Automatic Speech Recognition in Somali

University essay from Linköpings universitet/Statistik och maskininlärning

Abstract: The field of speech recognition during the last decade has left the research stage and found its way into the public market, and today, speech recognition software is ubiquitous around us. An automatic speech recognizer understands human speech and represents it as text. Most of the current speech recognition software employs variants of deep neural networks. Before the deep learning era, the hybrid of hidden Markov model and Gaussian mixture model (HMM-GMM) was a popular statistical model to solve speech recognition. In this thesis, automatic speech recognition using HMM-GMM was trained on Somali data which consisted of voice recording and its transcription. HMM-GMM is a hybrid system in which the framework is composed of an acoustic model and a language model. The acoustic model represents the time-variant aspect of the speech signal, and the language model determines how probable is the observed sequence of words. This thesis begins with background about speech recognition. Literature survey covers some of the work that has been done in this field. This thesis evaluates how different language models and discounting methods affect the performance of speech recognition systems. Also, log scores were calculated for the top 5 predicted sentences and confidence measures of pre-dicted sentences.
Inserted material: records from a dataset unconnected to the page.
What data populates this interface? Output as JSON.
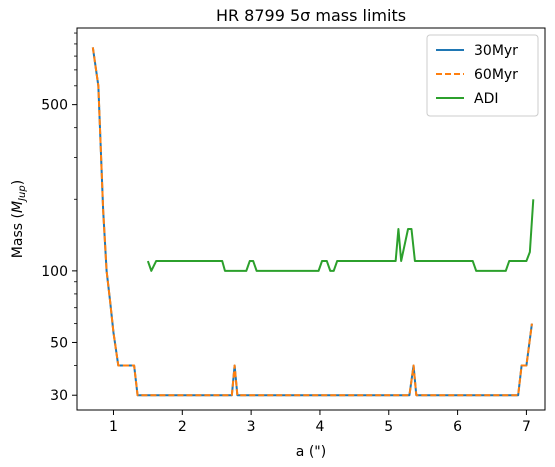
{
  "chart_data": {
    "type": "line",
    "title": "HR 8799 5σ mass limits",
    "xlabel": "a (\")",
    "ylabel": "Mass (M_Jup)",
    "ylabel_main": "Mass (",
    "ylabel_sym": "M",
    "ylabel_sub": "Jup",
    "ylabel_close": ")",
    "xscale": "linear",
    "yscale": "log",
    "xlim": [
      0.47,
      7.27
    ],
    "ylim": [
      26,
      1050
    ],
    "xticks": [
      1,
      2,
      3,
      4,
      5,
      6,
      7
    ],
    "xtick_labels": [
      "1",
      "2",
      "3",
      "4",
      "5",
      "6",
      "7"
    ],
    "yticks": [
      30,
      50,
      100,
      500
    ],
    "ytick_labels": [
      "30",
      "50",
      "100",
      "500"
    ],
    "grid": false,
    "legend": {
      "position": "top-right",
      "entries": [
        "30Myr",
        "60Myr",
        "ADI"
      ]
    },
    "series": [
      {
        "name": "30Myr",
        "color": "#1f77b4",
        "style": "solid",
        "x": [
          0.7,
          0.78,
          0.85,
          0.9,
          0.95,
          1.0,
          1.07,
          1.14,
          1.2,
          1.3,
          1.35,
          2.72,
          2.76,
          2.8,
          5.3,
          5.36,
          5.4,
          6.88,
          6.93,
          7.0,
          7.08
        ],
        "y": [
          870,
          600,
          180,
          100,
          75,
          55,
          40,
          40,
          40,
          40,
          30,
          30,
          40,
          30,
          30,
          40,
          30,
          30,
          40,
          40,
          60
        ]
      },
      {
        "name": "60Myr",
        "color": "#ff7f0e",
        "style": "dashed",
        "x": [
          0.7,
          0.78,
          0.85,
          0.9,
          0.95,
          1.0,
          1.07,
          1.14,
          1.2,
          1.3,
          1.35,
          2.72,
          2.76,
          2.8,
          5.3,
          5.36,
          5.4,
          6.88,
          6.93,
          7.0,
          7.08
        ],
        "y": [
          870,
          600,
          180,
          100,
          75,
          55,
          40,
          40,
          40,
          40,
          30,
          30,
          40,
          30,
          30,
          40,
          30,
          30,
          40,
          40,
          60
        ]
      },
      {
        "name": "ADI",
        "color": "#2ca02c",
        "style": "solid",
        "x": [
          1.5,
          1.55,
          1.62,
          2.58,
          2.62,
          2.93,
          2.98,
          3.03,
          3.08,
          3.98,
          4.03,
          4.1,
          4.15,
          4.2,
          4.25,
          5.1,
          5.14,
          5.18,
          5.28,
          5.33,
          5.38,
          5.42,
          6.22,
          6.27,
          6.7,
          6.75,
          7.0,
          7.05,
          7.1
        ],
        "y": [
          110,
          100,
          110,
          110,
          100,
          100,
          110,
          110,
          100,
          100,
          110,
          110,
          100,
          100,
          110,
          110,
          150,
          110,
          150,
          150,
          110,
          110,
          110,
          100,
          100,
          110,
          110,
          120,
          200
        ]
      }
    ]
  }
}
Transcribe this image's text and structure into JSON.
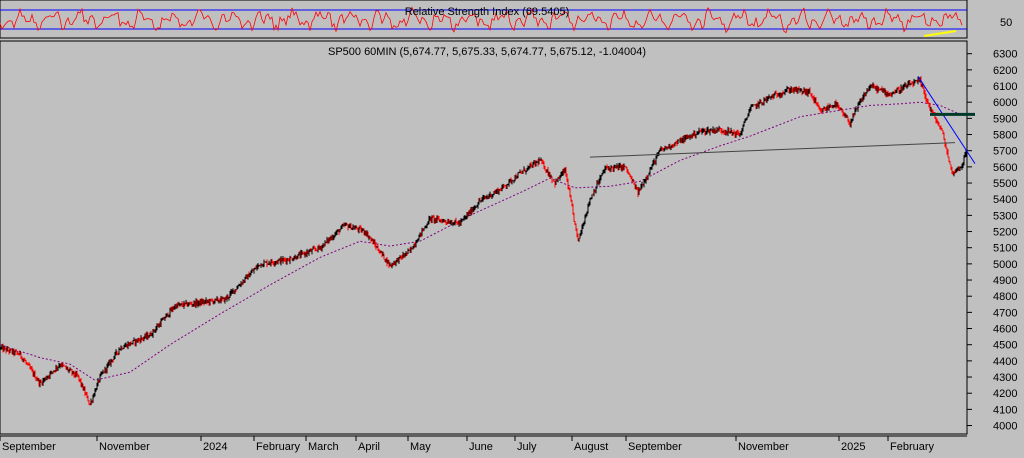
{
  "colors": {
    "background": "#c0c0c0",
    "rsi_line": "#ff0000",
    "rsi_bands": "#0000ff",
    "candle_up": "#000000",
    "candle_down": "#ff0000",
    "moving_average": "#800080",
    "trendline_down": "#0000ff",
    "trendline_flat": "#444444",
    "resistance": "#003a2a",
    "rsi_highlight": "#ffff00"
  },
  "chart_data": [
    {
      "type": "line",
      "title": "Relative Strength Index (69.5405)",
      "y_tick_labels": [
        "50"
      ],
      "series": [
        {
          "name": "Relative Strength Index",
          "last_value": 69.5405
        }
      ]
    },
    {
      "type": "candlestick",
      "title": "SP500 60MIN (5,674.77, 5,675.33, 5,674.77, 5,675.12, -1.04004)",
      "ohlc_last": {
        "open": 5674.77,
        "high": 5675.33,
        "low": 5674.77,
        "close": 5675.12,
        "change": -1.04004
      },
      "ylim": [
        3960,
        6360
      ],
      "y_ticks": [
        4000,
        4100,
        4200,
        4300,
        4400,
        4500,
        4600,
        4700,
        4800,
        4900,
        5000,
        5100,
        5200,
        5300,
        5400,
        5500,
        5600,
        5700,
        5800,
        5900,
        6000,
        6100,
        6200,
        6300
      ],
      "x_tick_labels": [
        "September",
        "November",
        "2024",
        "February",
        "March",
        "April",
        "May",
        "June",
        "July",
        "August",
        "September",
        "November",
        "2025",
        "February"
      ],
      "price_path": [
        [
          0,
          4480
        ],
        [
          20,
          4440
        ],
        [
          40,
          4260
        ],
        [
          60,
          4380
        ],
        [
          78,
          4300
        ],
        [
          90,
          4130
        ],
        [
          100,
          4300
        ],
        [
          120,
          4480
        ],
        [
          150,
          4560
        ],
        [
          175,
          4740
        ],
        [
          200,
          4760
        ],
        [
          225,
          4780
        ],
        [
          260,
          5000
        ],
        [
          290,
          5030
        ],
        [
          320,
          5100
        ],
        [
          345,
          5240
        ],
        [
          365,
          5200
        ],
        [
          390,
          4990
        ],
        [
          410,
          5080
        ],
        [
          430,
          5280
        ],
        [
          460,
          5250
        ],
        [
          480,
          5390
        ],
        [
          500,
          5460
        ],
        [
          520,
          5560
        ],
        [
          540,
          5640
        ],
        [
          555,
          5500
        ],
        [
          565,
          5580
        ],
        [
          578,
          5140
        ],
        [
          590,
          5400
        ],
        [
          605,
          5590
        ],
        [
          625,
          5600
        ],
        [
          638,
          5440
        ],
        [
          660,
          5700
        ],
        [
          680,
          5760
        ],
        [
          700,
          5820
        ],
        [
          720,
          5830
        ],
        [
          740,
          5800
        ],
        [
          750,
          5960
        ],
        [
          770,
          6030
        ],
        [
          790,
          6080
        ],
        [
          810,
          6060
        ],
        [
          820,
          5940
        ],
        [
          835,
          5990
        ],
        [
          850,
          5870
        ],
        [
          860,
          6000
        ],
        [
          870,
          6100
        ],
        [
          890,
          6050
        ],
        [
          910,
          6110
        ],
        [
          920,
          6130
        ],
        [
          930,
          5960
        ],
        [
          942,
          5820
        ],
        [
          952,
          5560
        ],
        [
          962,
          5610
        ],
        [
          966,
          5690
        ]
      ],
      "moving_average_path": [
        [
          0,
          4500
        ],
        [
          40,
          4420
        ],
        [
          70,
          4380
        ],
        [
          95,
          4280
        ],
        [
          130,
          4330
        ],
        [
          170,
          4500
        ],
        [
          220,
          4690
        ],
        [
          270,
          4870
        ],
        [
          320,
          5040
        ],
        [
          360,
          5140
        ],
        [
          390,
          5110
        ],
        [
          420,
          5140
        ],
        [
          470,
          5300
        ],
        [
          520,
          5440
        ],
        [
          550,
          5530
        ],
        [
          575,
          5470
        ],
        [
          610,
          5480
        ],
        [
          640,
          5510
        ],
        [
          680,
          5640
        ],
        [
          720,
          5730
        ],
        [
          750,
          5790
        ],
        [
          800,
          5910
        ],
        [
          830,
          5940
        ],
        [
          870,
          5980
        ],
        [
          900,
          5990
        ],
        [
          920,
          6000
        ],
        [
          940,
          5980
        ],
        [
          962,
          5920
        ]
      ],
      "trendlines": [
        {
          "kind": "descending",
          "from": [
            918,
            6160
          ],
          "to": [
            975,
            5620
          ]
        },
        {
          "kind": "support",
          "from": [
            590,
            5660
          ],
          "to": [
            955,
            5750
          ]
        },
        {
          "kind": "resistance",
          "from": [
            930,
            5925
          ],
          "to": [
            975,
            5925
          ]
        }
      ]
    }
  ]
}
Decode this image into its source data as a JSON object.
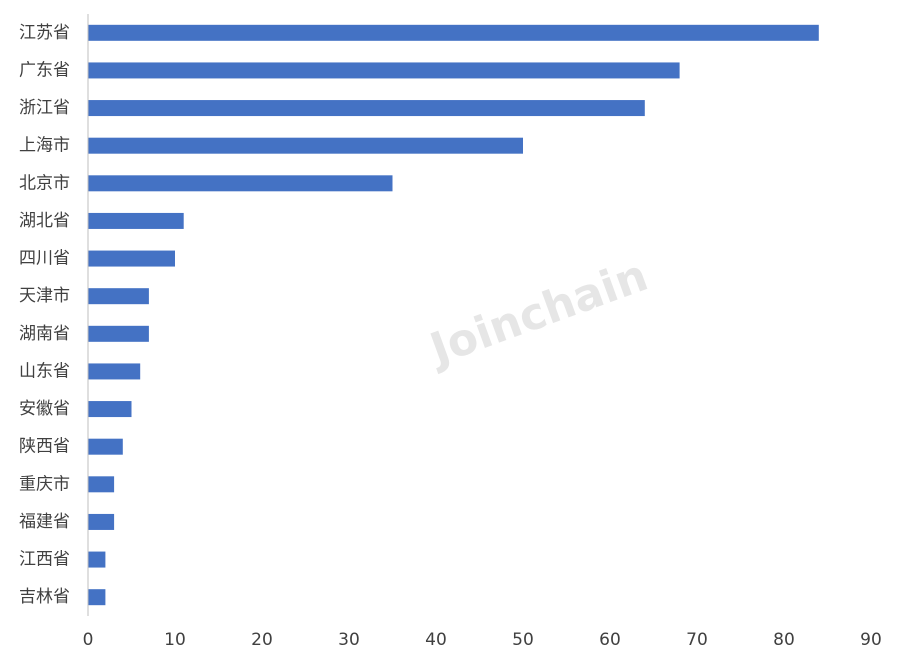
{
  "chart_data": {
    "type": "barh",
    "categories": [
      "江苏省",
      "广东省",
      "浙江省",
      "上海市",
      "北京市",
      "湖北省",
      "四川省",
      "天津市",
      "湖南省",
      "山东省",
      "安徽省",
      "陕西省",
      "重庆市",
      "福建省",
      "江西省",
      "吉林省"
    ],
    "values": [
      84,
      68,
      64,
      50,
      35,
      11,
      10,
      7,
      7,
      6,
      5,
      4,
      3,
      3,
      2,
      2
    ],
    "color": "#4472c4",
    "xlim": [
      0,
      90
    ],
    "xticks": [
      0,
      10,
      20,
      30,
      40,
      50,
      60,
      70,
      80,
      90
    ],
    "watermark": "Joinchain"
  }
}
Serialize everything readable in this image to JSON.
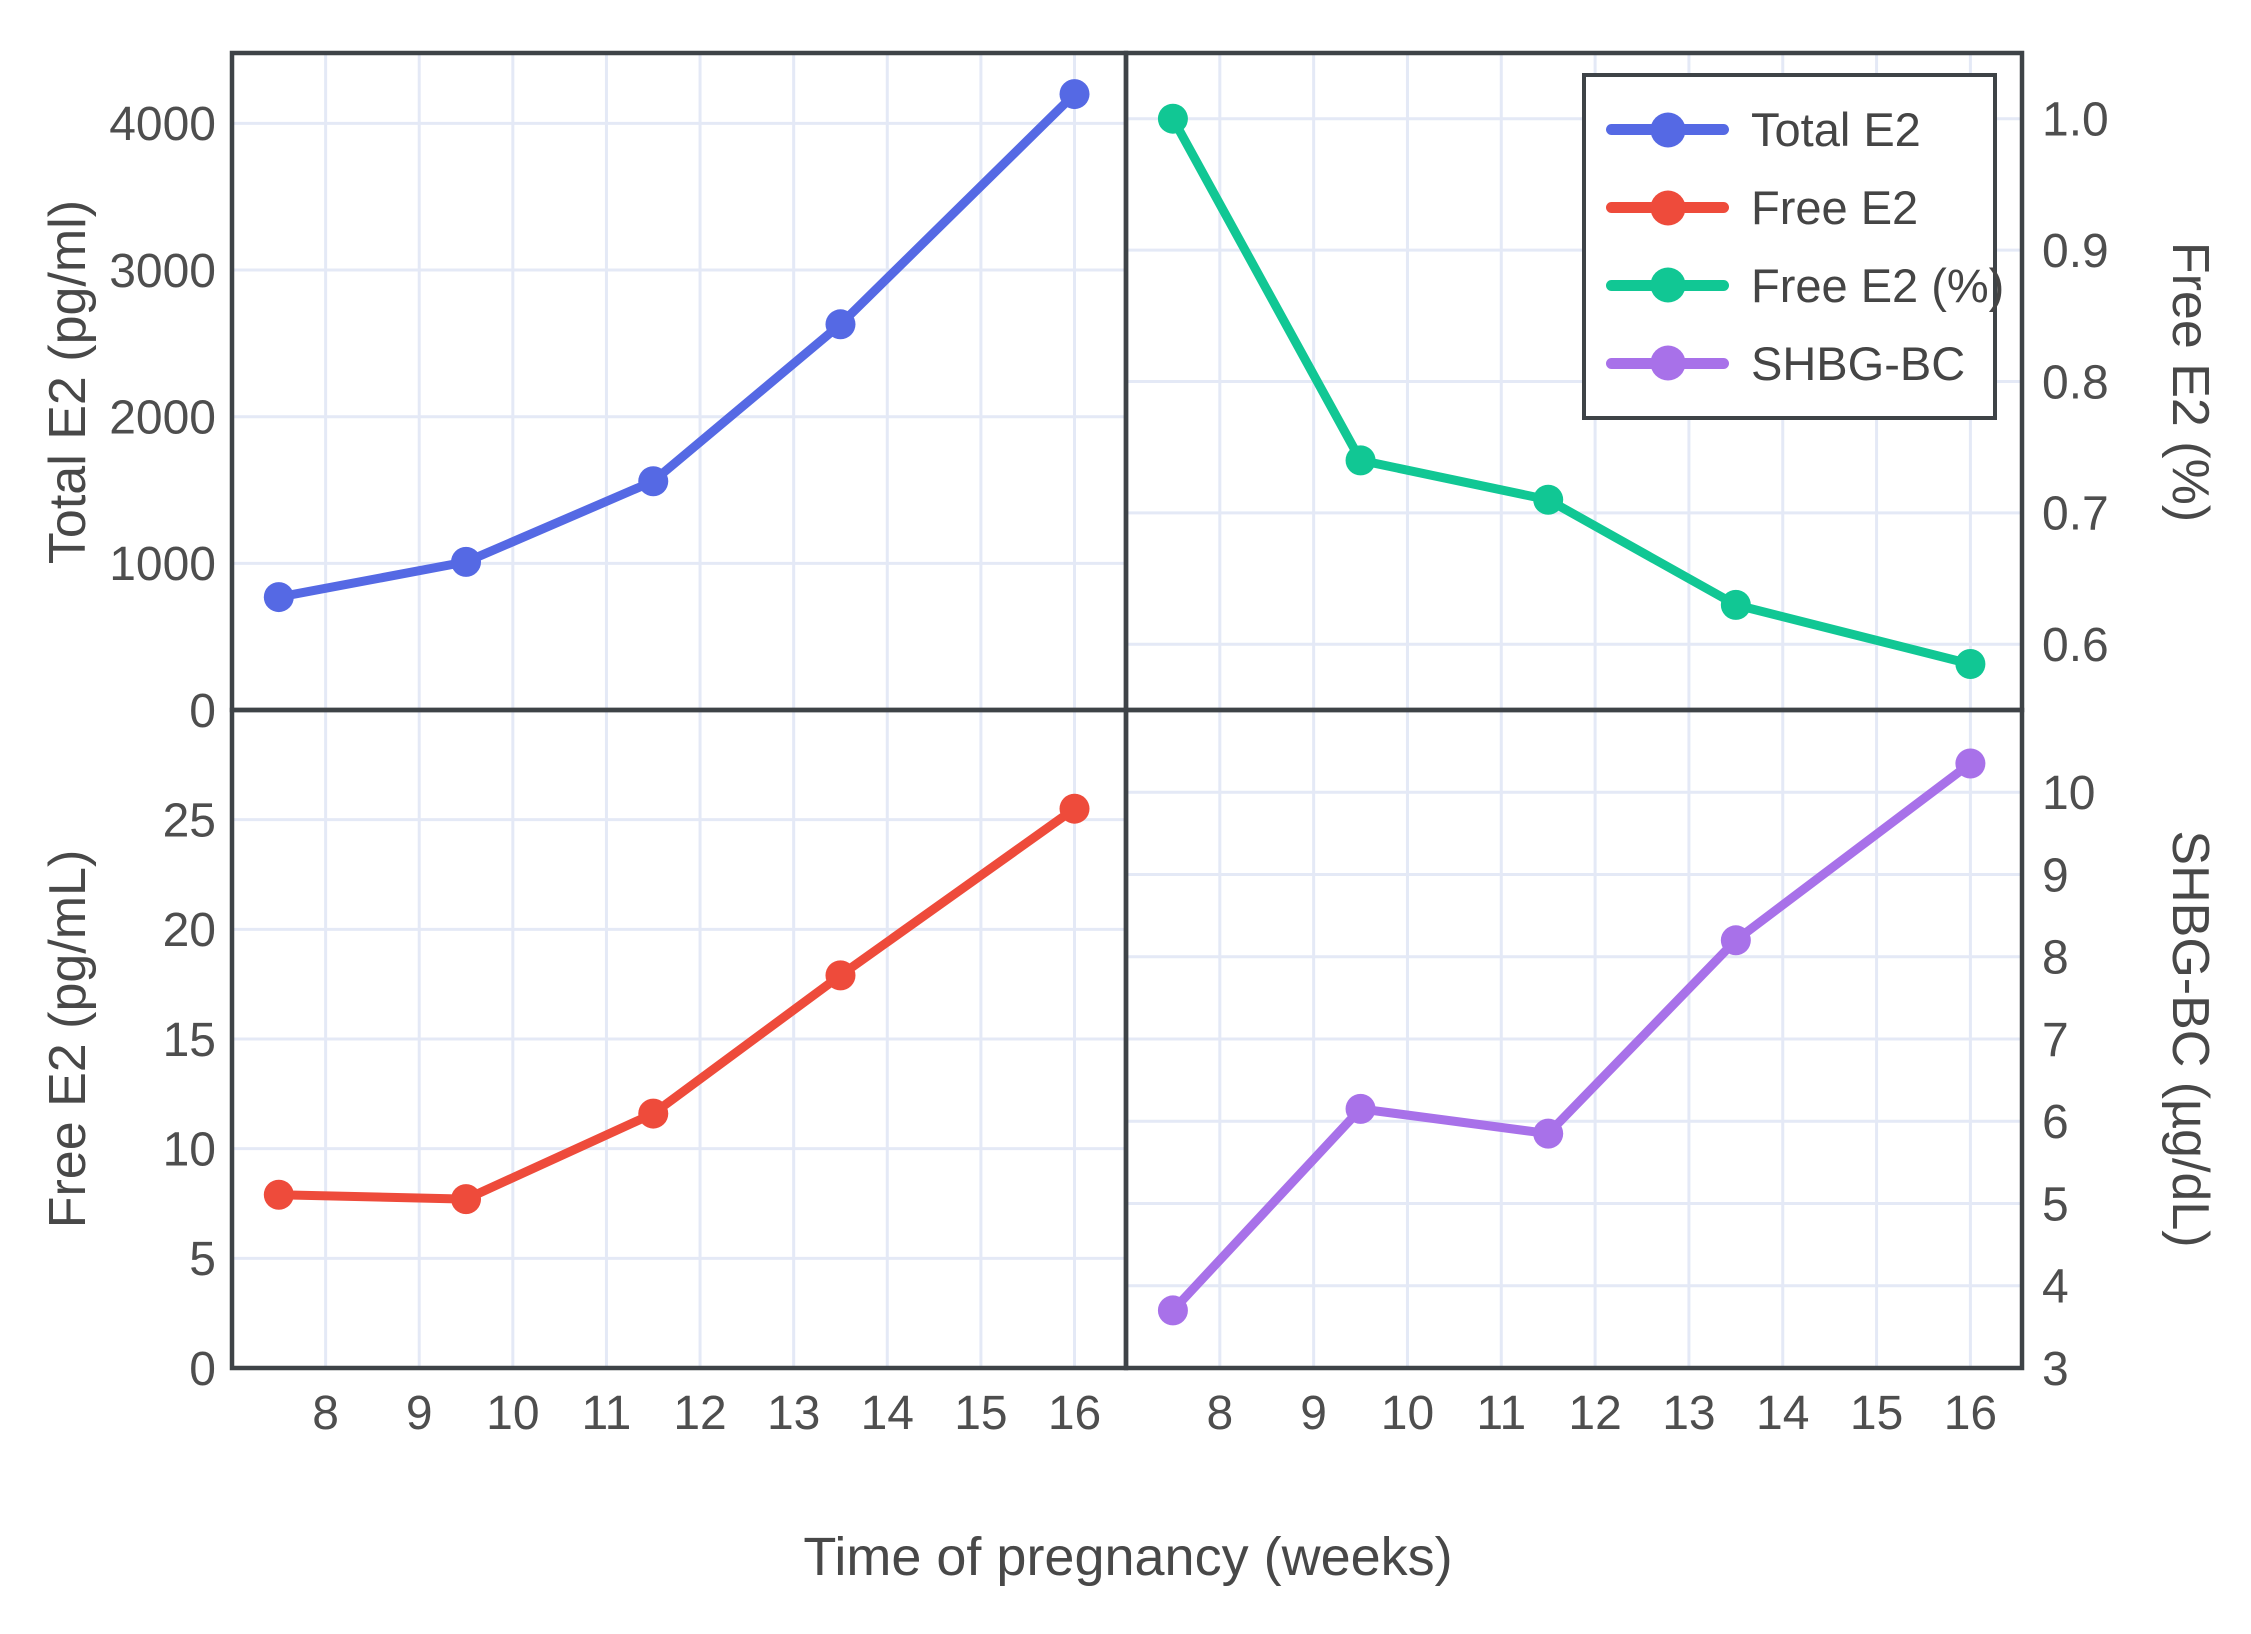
{
  "figure": {
    "xlabel": "Time of pregnancy (weeks)",
    "x_ticks": [
      8,
      9,
      10,
      11,
      12,
      13,
      14,
      15,
      16
    ],
    "x_tick_labels": [
      "8",
      "9",
      "10",
      "11",
      "12",
      "13",
      "14",
      "15",
      "16"
    ],
    "background_color": "#ffffff",
    "grid_color": "#e4e9f6",
    "axis_color": "#3e4347",
    "tick_text_color": "#4e4e4e"
  },
  "legend": {
    "position": "upper-right-panel",
    "items": [
      {
        "label": "Total E2",
        "color": "#5569e4"
      },
      {
        "label": "Free E2",
        "color": "#ee4b3b"
      },
      {
        "label": "Free E2 (%)",
        "color": "#11c794"
      },
      {
        "label": "SHBG-BC",
        "color": "#a871e9"
      }
    ]
  },
  "chart_data": [
    {
      "type": "line",
      "panel": "top-left",
      "series": "Total E2",
      "ylabel": "Total E2 (pg/ml)",
      "color": "#5569e4",
      "x": [
        7.5,
        9.5,
        11.5,
        13.5,
        16
      ],
      "y": [
        770,
        1010,
        1560,
        2630,
        4200
      ],
      "xlim": [
        7.0,
        16.55
      ],
      "ylim": [
        0,
        4480
      ],
      "yticks": [
        0,
        1000,
        2000,
        3000,
        4000
      ],
      "ytick_labels": [
        "0",
        "1000",
        "2000",
        "3000",
        "4000"
      ],
      "ytick_side": "left",
      "grid": true
    },
    {
      "type": "line",
      "panel": "top-right",
      "series": "Free E2 (%)",
      "ylabel": "Free E2 (%)",
      "color": "#11c794",
      "x": [
        7.5,
        9.5,
        11.5,
        13.5,
        16
      ],
      "y": [
        1.0,
        0.74,
        0.71,
        0.63,
        0.585
      ],
      "xlim": [
        7.0,
        16.55
      ],
      "ylim": [
        0.55,
        1.05
      ],
      "yticks": [
        0.6,
        0.7,
        0.8,
        0.9,
        1.0
      ],
      "ytick_labels": [
        "0.6",
        "0.7",
        "0.8",
        "0.9",
        "1.0"
      ],
      "ytick_side": "right",
      "grid": true
    },
    {
      "type": "line",
      "panel": "bottom-left",
      "series": "Free E2",
      "ylabel": "Free E2 (pg/mL)",
      "color": "#ee4b3b",
      "x": [
        7.5,
        9.5,
        11.5,
        13.5,
        16
      ],
      "y": [
        7.9,
        7.7,
        11.6,
        17.9,
        25.5
      ],
      "xlim": [
        7.0,
        16.55
      ],
      "ylim": [
        0,
        30
      ],
      "yticks": [
        0,
        5,
        10,
        15,
        20,
        25
      ],
      "ytick_labels": [
        "0",
        "5",
        "10",
        "15",
        "20",
        "25"
      ],
      "ytick_side": "left",
      "grid": true
    },
    {
      "type": "line",
      "panel": "bottom-right",
      "series": "SHBG-BC",
      "ylabel": "SHBG-BC (µg/dL)",
      "color": "#a871e9",
      "x": [
        7.5,
        9.5,
        11.5,
        13.5,
        16
      ],
      "y": [
        3.7,
        6.15,
        5.85,
        8.2,
        10.35
      ],
      "xlim": [
        7.0,
        16.55
      ],
      "ylim": [
        3,
        11
      ],
      "yticks": [
        3,
        4,
        5,
        6,
        7,
        8,
        9,
        10
      ],
      "ytick_labels": [
        "3",
        "4",
        "5",
        "6",
        "7",
        "8",
        "9",
        "10"
      ],
      "ytick_side": "right",
      "grid": true
    }
  ]
}
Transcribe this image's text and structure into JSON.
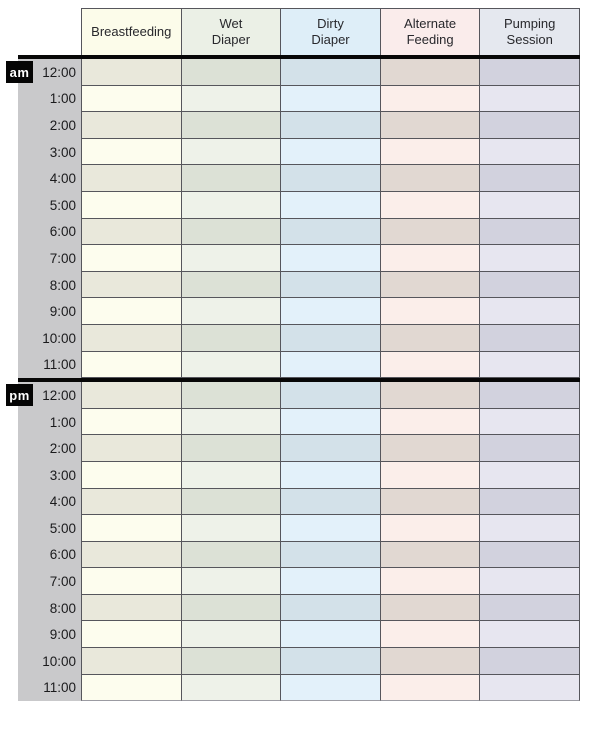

The model was trained on 4.5 hrs of voiced data and its corresponding transcription. It was evaluated on 3 mins of testing data. The performance of the trained model on the test set was good, given that the data was devoid of any background noise and lack of variability. The performance of the model is measured using word error rate(WER) and sentence error rate (SER). The performance of the implemented model is also compared with the results of other research work. This thesis also discusses why log and confidence score of the sentence might not be a good way to measure the performance of the resulting model. It also discusses the shortcoming of the HMM-GMM model, how the existing model can be improved, and different alternatives to solve the problem.